The Town of Stettler council approved a study that proposed a higher fee to pay wastewater costs for future development on currently vacant land.
That decision, and first reading of an associated off-site levies by-law, also occurred at the April 5 regular meeting of council.
Councillors heard a presentation of the master servicing study by two senior managers in the town structure, Director of Operational Services Melissa Robbins and Director of Planning and Development Leann Graham.
A report in the agenda from Robbins explained why this document is quite important to the town’s future growth.
“The study is a detailed report that includes a total evaluation of the transportation, water, wastewater, and storm infrastructure that currently exists within the town and surrounding county lands,” stated Robbins in her memo.
“The report will be a resource available to staff/developers when evaluating capacity needs of the existing system, upgrades to consider when completing replacements, plus provides initial engineering information to start the design process for future development.”
Robbins explained the study examined the vacant lands in Stettler and what services, including water, transportation and sewer, those lands would need when developed in the future. Of course the question of who will pay for those improvements and how they will be paid are factors in such a study.
During her presentation Robbins noted Stettler’s road system appears to be capable of handling years of growth, and the same was generally said for the town’s water system.
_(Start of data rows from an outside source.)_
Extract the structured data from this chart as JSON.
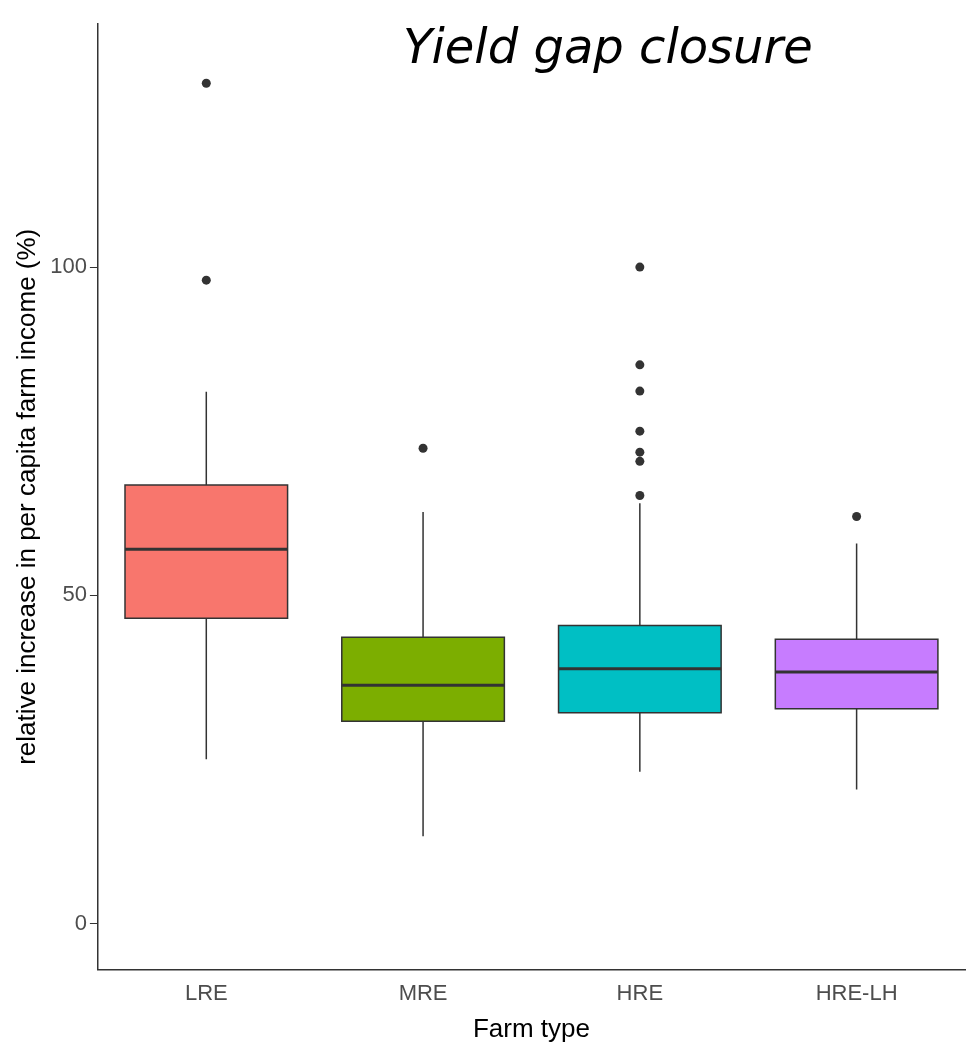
{
  "chart_data": {
    "type": "box",
    "title": "Yield gap closure",
    "xlabel": "Farm type",
    "ylabel": "relative increase in per capita farm income (%)",
    "categories": [
      "LRE",
      "MRE",
      "HRE",
      "HRE-LH"
    ],
    "colors": [
      "#f8766d",
      "#7cae00",
      "#00bfc4",
      "#c77cff"
    ],
    "boxes": [
      {
        "low": 25,
        "q1": 46.5,
        "median": 57,
        "q3": 66.8,
        "high": 81,
        "outliers": [
          98,
          128
        ]
      },
      {
        "low": 13.3,
        "q1": 30.8,
        "median": 36.3,
        "q3": 43.6,
        "high": 62.7,
        "outliers": [
          72.4
        ]
      },
      {
        "low": 23.1,
        "q1": 32.1,
        "median": 38.8,
        "q3": 45.4,
        "high": 64,
        "outliers": [
          65.2,
          70.4,
          71.8,
          75,
          81.1,
          85.1,
          100
        ]
      },
      {
        "low": 20.4,
        "q1": 32.7,
        "median": 38.3,
        "q3": 43.3,
        "high": 57.9,
        "outliers": [
          62
        ]
      }
    ],
    "ylim": [
      -7,
      137
    ],
    "yticks": [
      0,
      50,
      100
    ],
    "grid": false,
    "legend": false
  }
}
Storm water retention ponds were mentioned in the study as a major way of handling nature’s bounty.
However, when the plan came to the subject of wastewater this is when things got serious.
The report stated Town of Stettler staff recommended wastewater collection upgrades to both lift stations A and B totalling $6,144,617.
It was noted in the report off-site levies, generally speaking a fee placed on development to pay for future infrastructure, was key.
At this point Graham took over. She noted the Town of Stettler introduced their first off-site levy bylaw, similar to those employed by municipalities across Alberta, some years ago, and councillors kept it at a $5,000 limit with only use one levy amount for everyone to keep things fair. However, looking at the $6 million wastewater upgrades projected for future growth, more money would be needed.
Calculations revealed the off-site levy amount for future development on specific undeveloped lands should be $6,555 per acre to cover the bill. Graham noted several times the off-site levy funds would be kept in a separate account and used only for the wastewater upgrades.
The philosophy behind off-site levies is, generally speaking, future residents should pay for the infrastructure they’ll need, and those costs shouldn’t be lain at the feet of current residents who’ve already paid for existing infrastructure. Developers pay the levy and it’s assumed those costs are passed on to buyers when the property changes hands.
Councillors unanimously approved the master services study and also unanimously approved first reading of bylaw 2148-22, off-site levies for wastewater infrastructure.
The bylaw will now be publicly advertised and the results of public consultation will be considered by councillors at a future meeting.